Casas de granito dispersam-se por caminhos de terra entre muros de pedra solta. Hortas de 2x3 m produzem couves, nabos e batatas. A densidade é 30 hab/km² — traduz-se em silêncio e horizontes desimpedidos.
A arquitectura do envelhecimento
Dos 792 habitantes, 254 têm mais de 65 anos. Só 66 têm menos de 14. Esta demografia escreve-se na paisagem: 14 moradias registadas, zero prédios. Portões de ferro que não se abrem há anos. Janelas pintadas de azul anil nas casas da Rua do Ferrador.

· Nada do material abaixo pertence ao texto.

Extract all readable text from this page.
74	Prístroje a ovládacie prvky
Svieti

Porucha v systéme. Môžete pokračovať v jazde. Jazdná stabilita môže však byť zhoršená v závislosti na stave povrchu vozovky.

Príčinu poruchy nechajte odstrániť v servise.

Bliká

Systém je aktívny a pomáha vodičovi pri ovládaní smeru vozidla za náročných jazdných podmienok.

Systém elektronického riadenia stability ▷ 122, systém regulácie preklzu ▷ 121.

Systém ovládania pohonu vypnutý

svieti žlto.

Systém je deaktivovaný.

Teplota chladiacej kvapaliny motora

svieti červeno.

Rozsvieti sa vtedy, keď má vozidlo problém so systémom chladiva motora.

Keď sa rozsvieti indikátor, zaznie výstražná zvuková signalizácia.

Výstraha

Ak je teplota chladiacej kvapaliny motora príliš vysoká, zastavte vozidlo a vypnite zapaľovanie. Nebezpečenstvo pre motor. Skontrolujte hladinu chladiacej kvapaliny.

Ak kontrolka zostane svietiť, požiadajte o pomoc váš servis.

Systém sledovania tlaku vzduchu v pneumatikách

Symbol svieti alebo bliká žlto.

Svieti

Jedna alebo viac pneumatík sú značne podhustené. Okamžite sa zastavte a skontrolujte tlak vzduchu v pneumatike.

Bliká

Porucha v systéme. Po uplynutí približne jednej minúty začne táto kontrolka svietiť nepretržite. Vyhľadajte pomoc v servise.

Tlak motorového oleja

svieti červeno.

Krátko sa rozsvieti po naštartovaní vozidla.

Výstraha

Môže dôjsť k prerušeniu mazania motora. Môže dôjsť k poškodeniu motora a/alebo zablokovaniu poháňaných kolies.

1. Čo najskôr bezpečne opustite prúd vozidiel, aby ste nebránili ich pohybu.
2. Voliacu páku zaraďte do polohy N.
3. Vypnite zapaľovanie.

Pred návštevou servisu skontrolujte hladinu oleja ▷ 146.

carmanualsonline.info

Caminhar é medir o território com os pés. A Rua da Igreja sobe 12% de inclinação antes de chegar ao cruzeiro de 1743. Ao meio-dia, o xisto das paredes aquece e solta cheiro a líquen seco.
Viver no limite da vertigem
O pão coze-se no forno comunitário da Rua do Castanheiro às quartas-feiras. O gado past na Serra da Lousã a 800 m de altitude. Não há cafés nem mercearias — o comércio mais próximo fica em Miranda do Corvo, a 7 km.
A gastronomia é caseira. Cabrito assado no forno de lenha do Sr. Joaquim, na Casa do Peso. Enchidos curam no fumeiro da Dona Amélia durante 3 meses. Sopas grossas de feijão e couve tramam as tardes de inverno.
Quando o sol se põe atrás do Alto de São João, o frio regressa às 18h30. Fumo de lenha sai pelas chaminés das 150 casas habitadas. O silêncio instala-se — apenas quebrado pelo latido de um cão na Aldeia de Santiago.